Report from the Joint BFE/RMA Research Students’ Conference, University of Bangor, 6-8 January 2016
Report compiled by Liam Barnard and Byron Dueck
10 January 2016
2016 got off to an auspicious start with the first Research Students’ Conference to be jointly convened by the British Forum for Ethnomusicology and the Royal Musical Association. As a vision of future conferences – the collaboration is set to be repeated annually – it shone.
Sessions were organised by theme, rather than geographical area or historical period, and this enabled interdisciplinary discussions of issues of interest to ethnomusicologists and musicologists alike, including diaspora, gender, and identity. There were accordingly abundant opportunities for attendees to learn from one other and find points of commonality (as one of us found while discussing polyrhythmic traditional styles from the African continent with a scholar of Beethoven). At the same time, there were occasions to focus on more discipline-specific issues, for instance in the panel on fieldwork methods, featuring input from the BFE’s Laura Leante and Stephen Wilford.

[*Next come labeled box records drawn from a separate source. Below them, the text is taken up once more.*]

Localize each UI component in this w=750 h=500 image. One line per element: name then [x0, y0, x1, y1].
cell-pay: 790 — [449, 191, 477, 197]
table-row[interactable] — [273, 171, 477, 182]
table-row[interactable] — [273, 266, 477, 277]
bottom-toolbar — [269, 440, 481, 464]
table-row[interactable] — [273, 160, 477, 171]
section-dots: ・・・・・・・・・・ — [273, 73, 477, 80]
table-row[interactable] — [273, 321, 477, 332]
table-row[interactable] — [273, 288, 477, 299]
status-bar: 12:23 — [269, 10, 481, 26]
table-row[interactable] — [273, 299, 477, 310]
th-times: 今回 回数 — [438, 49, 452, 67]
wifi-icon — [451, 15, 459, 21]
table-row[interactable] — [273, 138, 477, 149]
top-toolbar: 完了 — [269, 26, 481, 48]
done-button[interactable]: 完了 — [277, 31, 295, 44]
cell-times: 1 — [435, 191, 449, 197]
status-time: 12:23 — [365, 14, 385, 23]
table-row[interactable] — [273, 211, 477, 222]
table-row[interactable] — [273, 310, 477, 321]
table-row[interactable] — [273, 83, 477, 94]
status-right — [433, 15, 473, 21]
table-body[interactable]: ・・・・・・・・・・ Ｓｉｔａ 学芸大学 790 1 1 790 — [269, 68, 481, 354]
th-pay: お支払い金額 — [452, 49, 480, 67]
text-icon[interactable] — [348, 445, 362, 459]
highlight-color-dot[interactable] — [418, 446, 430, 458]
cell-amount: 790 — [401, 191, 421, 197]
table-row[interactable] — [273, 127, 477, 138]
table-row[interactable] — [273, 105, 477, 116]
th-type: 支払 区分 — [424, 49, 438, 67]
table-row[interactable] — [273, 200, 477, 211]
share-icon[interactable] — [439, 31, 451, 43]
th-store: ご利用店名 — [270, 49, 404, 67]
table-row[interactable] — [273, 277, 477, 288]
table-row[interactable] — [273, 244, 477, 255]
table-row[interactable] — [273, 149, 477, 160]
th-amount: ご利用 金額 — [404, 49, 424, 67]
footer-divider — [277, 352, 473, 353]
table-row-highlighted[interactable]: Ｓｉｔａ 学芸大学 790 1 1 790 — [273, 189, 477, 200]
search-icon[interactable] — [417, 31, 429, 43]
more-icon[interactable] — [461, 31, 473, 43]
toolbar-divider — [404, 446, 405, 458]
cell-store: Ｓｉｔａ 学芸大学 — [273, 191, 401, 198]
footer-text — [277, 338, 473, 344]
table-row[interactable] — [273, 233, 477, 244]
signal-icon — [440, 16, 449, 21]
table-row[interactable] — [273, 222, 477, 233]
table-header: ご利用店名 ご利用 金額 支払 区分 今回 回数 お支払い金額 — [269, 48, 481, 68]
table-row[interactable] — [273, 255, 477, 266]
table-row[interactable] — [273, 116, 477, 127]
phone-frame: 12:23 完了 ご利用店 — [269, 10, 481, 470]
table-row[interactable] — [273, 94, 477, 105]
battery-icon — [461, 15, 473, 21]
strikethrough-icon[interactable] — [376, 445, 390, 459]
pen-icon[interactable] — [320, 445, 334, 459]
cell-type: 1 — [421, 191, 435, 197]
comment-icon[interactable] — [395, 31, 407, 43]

The keynotes by Nanette Nielsen (University of Oslo) and the BFE’s own Keith Howard (SOAS, University of London, pictured) were not only of exceptionally high quality, but acknowledged the interdisciplinary character of the conference. The student presentations were also excellent, as the conference chair, Chris Collins, acknowledged in his closing words. Collins himself deserves congratulation for a thoroughly enjoyable and well-run event.
All in all, the Bangor gathering bodes well for the future of joint RMA/BFE events. Next year, Canterbury Christ Church University will host the conference. Be sure to seize the opportunity to present your research!